Ha fatto il giro d’Italia la storia del piccolo Enea, il neonato lasciato in ospedale nella Culla per la vita della clinica Mangiagalli. Un’altra donna ha portato la sua piccola presso l’ospedale Buzzi nella speranza di darle un futuro migliore
La scorsa domenica 9 aprile, giorno di Pasqua, una donna ha lasciato il proprio bambino appena nato presso la Culla per la vita della clinica Mangiagalli. Si tratta di un sistema che permette di affidare i neonati agli ospedali da parte di genitori in difficoltà che ritengono di non avere i mezzi per poterne prendersene cura, tutto nel totale rispetto della sicurezza dei piccoli e della privacy di chi rinuncia.
Il bambino in questione pesa 2,6 chili, è in buona salute. Accanto a lui è stata trovata una lettera in cui la madre, con affetto, spiega di avergli dato il nome di Enea. “Mi ama ma non può occuparsi di me”, c’è scritto come se fosse il piccolo stesso a parlare. Da quanto si apprende dall’Ansa, il neonato è già stato preso in affido da una famiglia che si era già resa disponibile ed è stata giudicata idonea dal tribunale.
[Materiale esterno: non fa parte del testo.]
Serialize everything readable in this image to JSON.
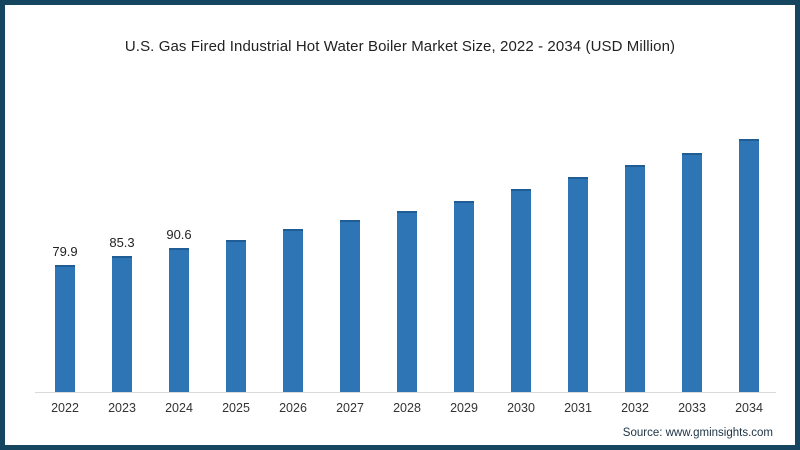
{
  "title": "U.S. Gas Fired Industrial Hot Water Boiler Market Size, 2022 - 2034 (USD Million)",
  "source": "Source: www.gminsights.com",
  "colors": {
    "frame_border": "#16465f",
    "bar": "#2e75b6",
    "axis_line": "#d9d9d9",
    "title_text": "#222222",
    "tick_text": "#333333",
    "source_text": "#1d3244"
  },
  "chart_data": {
    "type": "bar",
    "title": "U.S. Gas Fired Industrial Hot Water Boiler Market Size, 2022 - 2034 (USD Million)",
    "xlabel": "",
    "ylabel": "",
    "categories": [
      "2022",
      "2023",
      "2024",
      "2025",
      "2026",
      "2027",
      "2028",
      "2029",
      "2030",
      "2031",
      "2032",
      "2033",
      "2034"
    ],
    "values": [
      79.9,
      85.3,
      90.6,
      95.9,
      102.2,
      108.1,
      114.1,
      120.0,
      127.7,
      135.2,
      143.0,
      150.3,
      159.1
    ],
    "data_labels": [
      "79.9",
      "85.3",
      "90.6",
      "",
      "",
      "",
      "",
      "",
      "",
      "",
      "",
      "",
      ""
    ],
    "ylim": [
      0,
      165
    ],
    "grid": false,
    "legend_position": "none",
    "y_axis_visible": false,
    "source": "Source: www.gminsights.com"
  }
}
Milano, Culla per la vita: lasciato un altro neonato
A pochi giorni dal triste abbandono di Enea, è emerso che un secondo neonato sarebbe stato lasciato nella Culla per la vita presso l’ospedale Buzzi, sempre nel capoluogo lombardo. Stavolta si tratta di una femminuccia. La madre è una donna italiana senza fissa dimora di circa 40 anni di età. Ha dato alla luce la piccola in un capannone in disuso in via Giovanni Barrella, in zona Quarto Oggiaro. La neonata non ha ricevuto un nome; è nata intorno alle ore 10 di mercoledì 12 aprile.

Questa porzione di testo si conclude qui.